It was reported this week that newly-elected Connecticut Gov. Ned Lamont is considering a plan to place a tax on items not previously subjected to sales tax in an effort to dig the state out of its budget mess.
According to the CTMirror, Lamont could propose taxing groceries and medications which have been exempt from the state’s 6.35 percent sales tax. Groceries, for example, would only be subject to a 2 percent tax, according to the CTMirror. While food and medicine aren’t the only items that are tax exempt in Connecticut, the possibility of taxing two things that people cannot live without, is a desperate reaction to a lingering problem - that being that the state has been teetering on the brink of financial disaster for almost 10 years and now faces a budget deficit of more than $1.5 billion.

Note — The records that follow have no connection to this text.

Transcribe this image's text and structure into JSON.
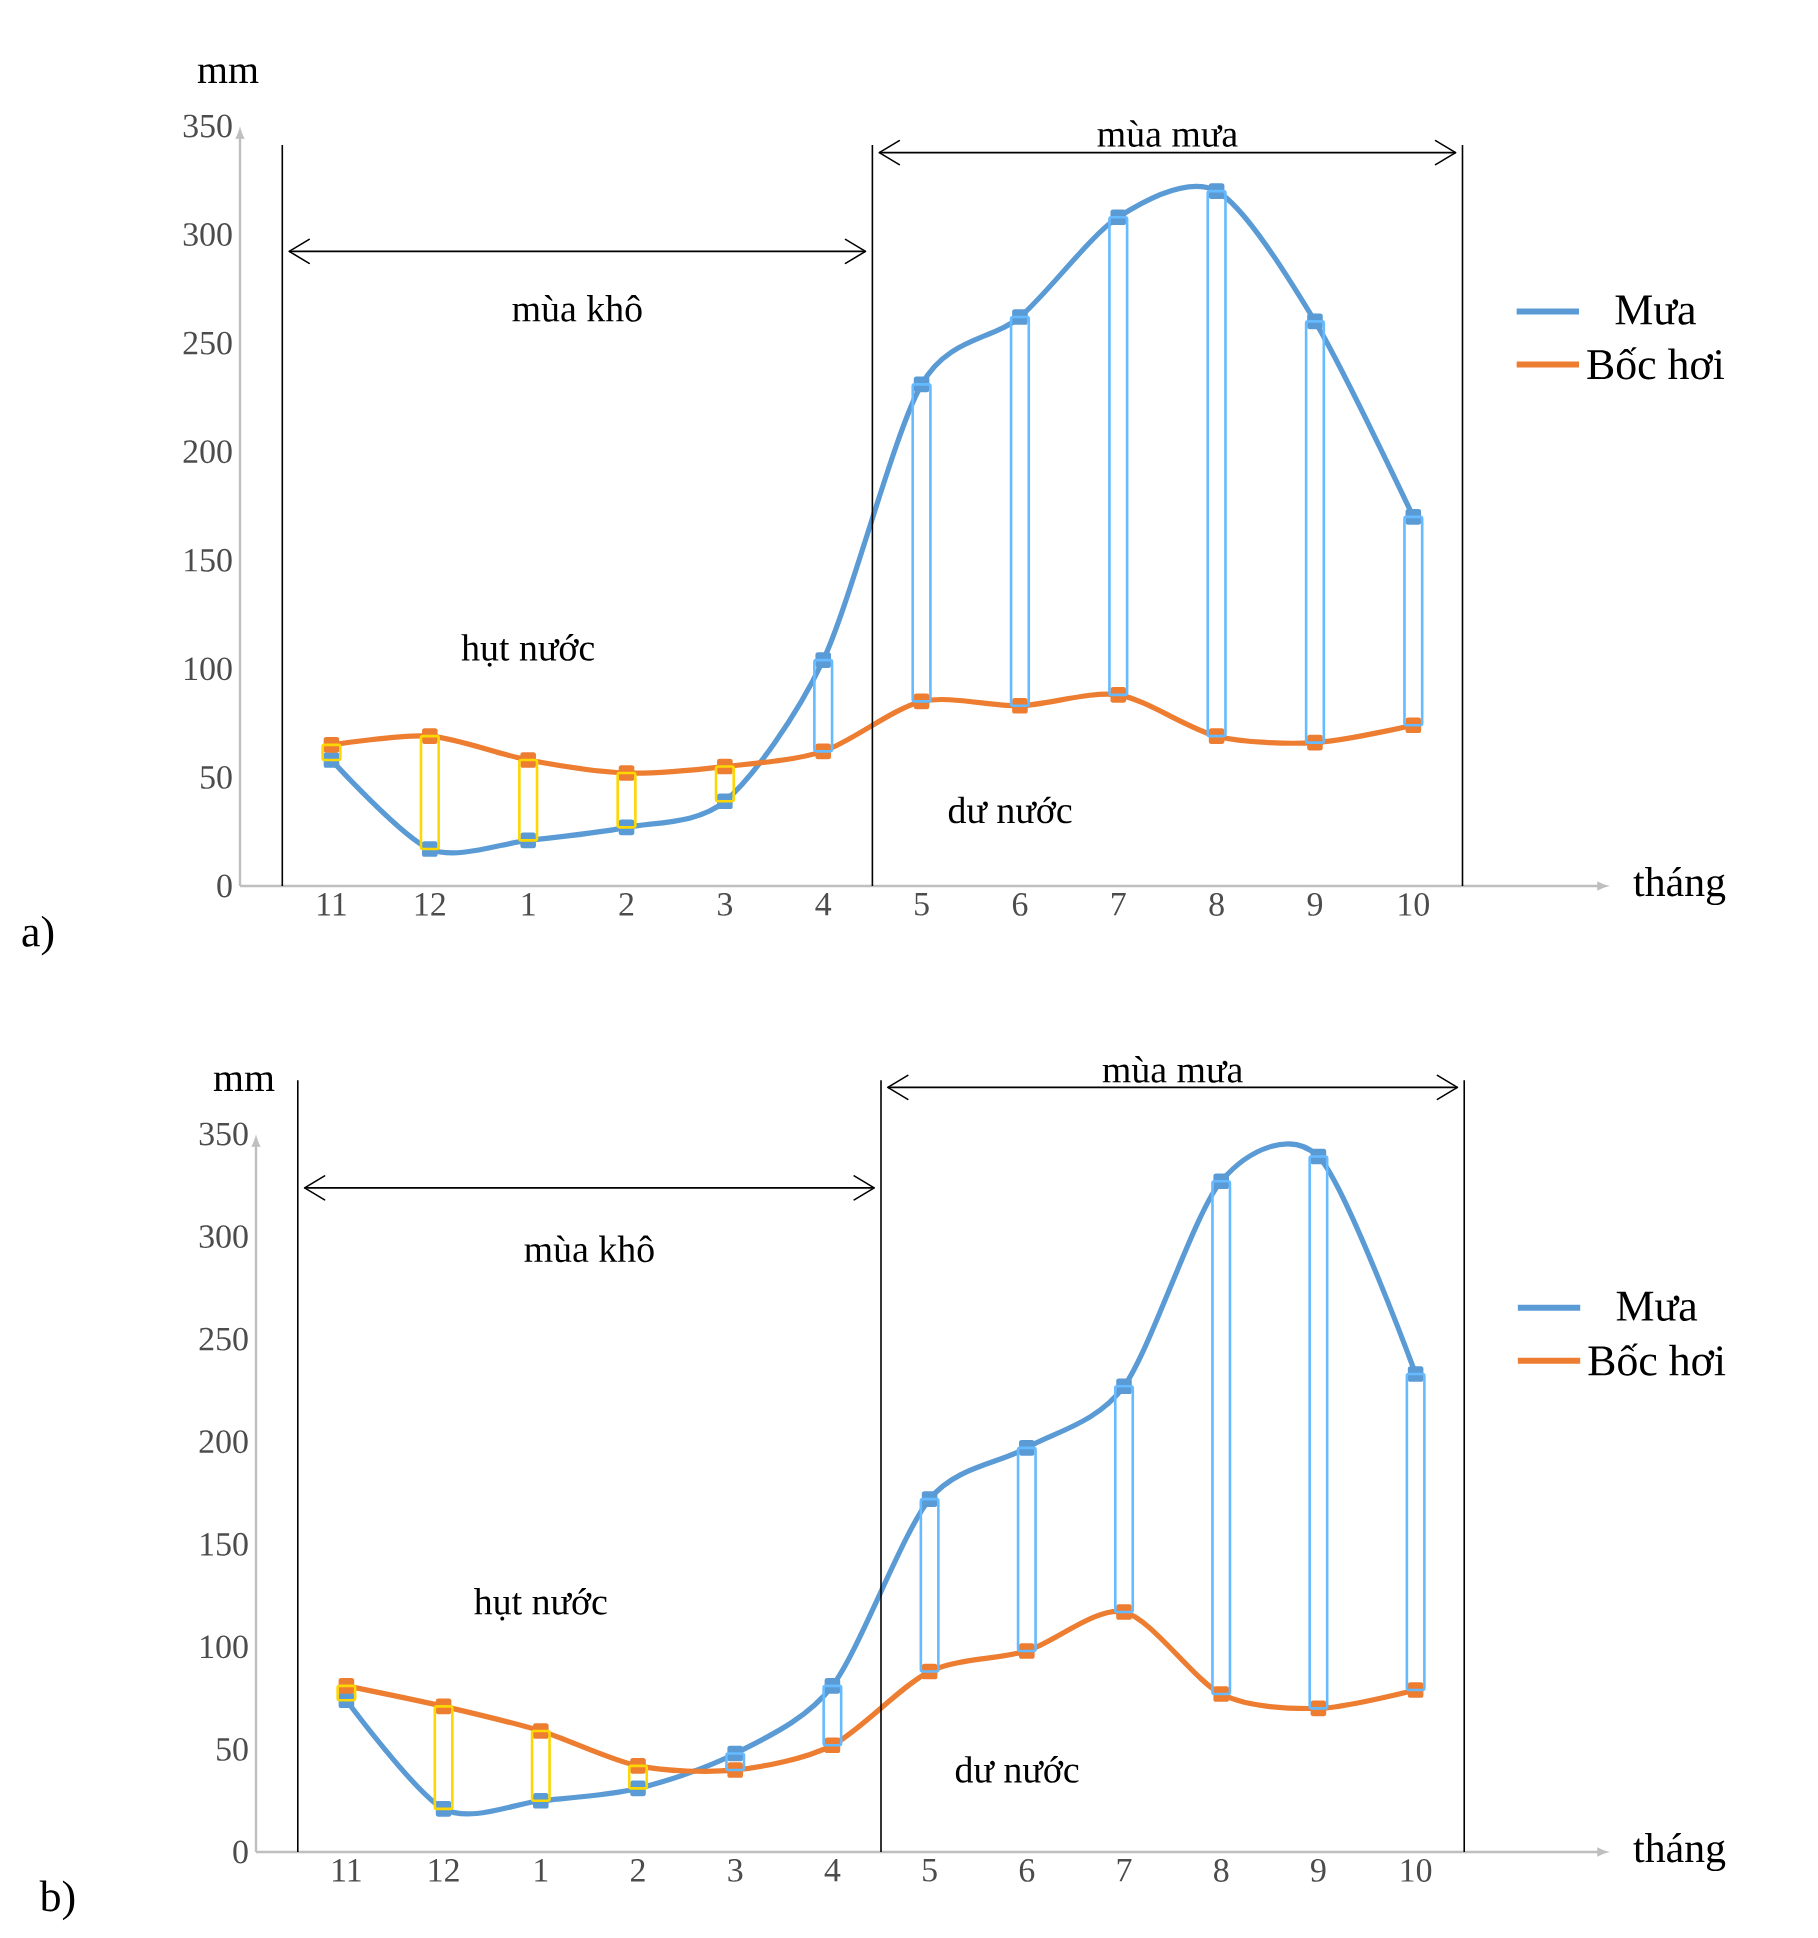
{
  "chart_data": [
    {
      "type": "line",
      "categories": [
        "11",
        "12",
        "1",
        "2",
        "3",
        "4",
        "5",
        "6",
        "7",
        "8",
        "9",
        "10"
      ],
      "xlabel": "tháng",
      "ylabel": "mm",
      "ylim": [
        0,
        350
      ],
      "yticks": [
        0,
        50,
        100,
        150,
        200,
        250,
        300,
        350
      ],
      "legend": "right",
      "marker": "square",
      "series": [
        {
          "name": "Mưa",
          "color": "#5b9bd5",
          "values": [
            58,
            17,
            21,
            27,
            39,
            104,
            231,
            262,
            308,
            320,
            260,
            170
          ]
        },
        {
          "name": "Bốc hơi",
          "color": "#ed7d31",
          "values": [
            65,
            69,
            58,
            52,
            55,
            62,
            85,
            83,
            88,
            69,
            66,
            74
          ]
        }
      ],
      "annotations": [
        "mùa khô",
        "mùa mưa",
        "hụt nước",
        "dư nước",
        "a)"
      ]
    },
    {
      "type": "line",
      "categories": [
        "11",
        "12",
        "1",
        "2",
        "3",
        "4",
        "5",
        "6",
        "7",
        "8",
        "9",
        "10"
      ],
      "xlabel": "tháng",
      "ylabel": "mm",
      "ylim": [
        0,
        350
      ],
      "yticks": [
        0,
        50,
        100,
        150,
        200,
        250,
        300,
        350
      ],
      "legend": "right",
      "marker": "square",
      "series": [
        {
          "name": "Mưa",
          "color": "#5b9bd5",
          "values": [
            74,
            21,
            25,
            31,
            48,
            81,
            172,
            197,
            227,
            327,
            339,
            233
          ]
        },
        {
          "name": "Bốc hơi",
          "color": "#ed7d31",
          "values": [
            81,
            71,
            59,
            42,
            40,
            52,
            88,
            98,
            117,
            77,
            70,
            79
          ]
        }
      ],
      "annotations": [
        "mùa khô",
        "mùa mưa",
        "hụt nước",
        "dư nước",
        "b)"
      ]
    }
  ]
}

The ramifications of a tax on food and medicine could be widespread and hurt the most vulnerable residents, namely the working poor, the elderly on fixed incomes and middle class families.
What would be the affect of a food tax on those who are on the Supplemental Nutrition Assistance Program or SNAP for example? SNAP benefits are barred from taxation, but food assistance benefits only stretch so far and individuals end up purchasing some food items themselves which could be taxed.
And what about the chronically ill, the disabled and the elderly? Thousands are forced to choose between getting their medicine and buying groceries. Adding a tax on top of the essentials that many can barely afford would be devastating.
We stress that a proposal to expand the tax base is in the earliest research stages and that Lamont isn’t expected to present his first budget proposal to state lawmakers for several more weeks.
We believe that state officials should consider many different ideas that could help correct Connecticut’s fiscal dilemma. Perhaps an expanded tax on non-essential goods and services would be feasible.
But first, the governor and lawmakers must identify the missteps and poor decisions that brought the state to this crisis and repair them before moving forward.
Simply slapping a tax Band-Aid on the budget in the hope that it will stop the bleeding is not the answer.